3) What do you think of the words of Lord Byron that are shown at the beginning of the Film?

There is pleasure in the pathless woods There is rapture on the lonely shore There is society where none intrudes By the deep sea and the music in its roar I love not man the less, but Nature the more.

How is this a very romantic view of nature? (Do you think that the English dandy ever confronted Nature in all its rawness as did Christopher?) Compare this with Christopher’s last statement in the list below.

4) How do the various people whom “Alexander” encounters help him—and how does he help many of them?

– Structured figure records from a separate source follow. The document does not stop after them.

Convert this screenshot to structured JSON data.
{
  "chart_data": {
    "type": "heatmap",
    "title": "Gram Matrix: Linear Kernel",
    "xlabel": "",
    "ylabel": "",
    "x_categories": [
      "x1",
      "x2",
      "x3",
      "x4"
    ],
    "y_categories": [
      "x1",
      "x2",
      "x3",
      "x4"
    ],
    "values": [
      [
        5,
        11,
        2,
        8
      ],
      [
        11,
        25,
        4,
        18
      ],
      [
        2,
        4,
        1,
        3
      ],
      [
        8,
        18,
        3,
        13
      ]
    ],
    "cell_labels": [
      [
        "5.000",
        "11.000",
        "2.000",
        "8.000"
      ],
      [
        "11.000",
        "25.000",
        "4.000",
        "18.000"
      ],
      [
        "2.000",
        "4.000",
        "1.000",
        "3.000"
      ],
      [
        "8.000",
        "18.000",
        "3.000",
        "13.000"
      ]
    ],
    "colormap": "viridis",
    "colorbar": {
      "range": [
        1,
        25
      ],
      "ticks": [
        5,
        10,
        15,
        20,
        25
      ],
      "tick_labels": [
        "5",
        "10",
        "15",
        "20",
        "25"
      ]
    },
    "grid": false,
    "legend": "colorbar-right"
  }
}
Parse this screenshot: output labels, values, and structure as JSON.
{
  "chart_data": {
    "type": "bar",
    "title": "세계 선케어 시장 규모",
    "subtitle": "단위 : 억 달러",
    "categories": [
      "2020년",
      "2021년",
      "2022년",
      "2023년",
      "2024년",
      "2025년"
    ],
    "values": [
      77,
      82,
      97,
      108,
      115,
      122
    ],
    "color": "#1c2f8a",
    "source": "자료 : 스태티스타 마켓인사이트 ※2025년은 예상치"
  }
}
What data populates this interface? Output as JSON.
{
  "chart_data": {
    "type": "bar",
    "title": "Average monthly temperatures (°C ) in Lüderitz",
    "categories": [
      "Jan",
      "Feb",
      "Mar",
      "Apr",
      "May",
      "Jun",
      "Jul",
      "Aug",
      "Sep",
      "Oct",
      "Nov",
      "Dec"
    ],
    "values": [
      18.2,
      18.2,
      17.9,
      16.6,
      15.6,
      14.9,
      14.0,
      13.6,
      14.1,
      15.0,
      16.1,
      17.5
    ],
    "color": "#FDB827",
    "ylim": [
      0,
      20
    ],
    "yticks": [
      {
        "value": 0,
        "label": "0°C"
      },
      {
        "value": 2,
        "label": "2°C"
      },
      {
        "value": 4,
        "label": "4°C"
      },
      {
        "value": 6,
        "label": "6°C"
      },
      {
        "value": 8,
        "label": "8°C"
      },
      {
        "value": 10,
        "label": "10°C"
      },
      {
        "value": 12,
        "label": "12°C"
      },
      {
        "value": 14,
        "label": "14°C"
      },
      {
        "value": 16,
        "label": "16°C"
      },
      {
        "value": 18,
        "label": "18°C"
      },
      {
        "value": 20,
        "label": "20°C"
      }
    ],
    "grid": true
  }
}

5) What do you think of the following observations he makes along the way: “The core of mans’ spirit comes from new experiences. “ “Rather than love, than money, than faith, than fame, than fairness… give me truth. “ “Some people feel like they don’t deserve love. They walk away quietly into empty spaces, trying to close the gaps of the past.” “Happiness is only real when shared.” 6) He has but the briefest encounter with the old artist at the hippy encampment, but do you think that the man’s religious art impressed “Alexander” ? What about the man’s words to the younger man, “When you forgive, you love. And when you love, God’s light shines upon you.” How does the filmmaker underline this? (Remember how the clouds part and the sun shines forth?) How might Christopher applied this to his relationship with his parents?

7) How does the epitaph that Christopher carved show that he had indeed arrived at wisdom and sought and searched for it “like gold” and “hidden treasure” ? If my memory is right, it reads: I have had a good life And I thank the Lord And God bless us all.

8) How would you regard Christopher: naive and foolish; noble rebel; spoiled child of the privileged class; bold seeker and adventurer;—? Or a combination of them all? How is their both tragedy and triumph in his story?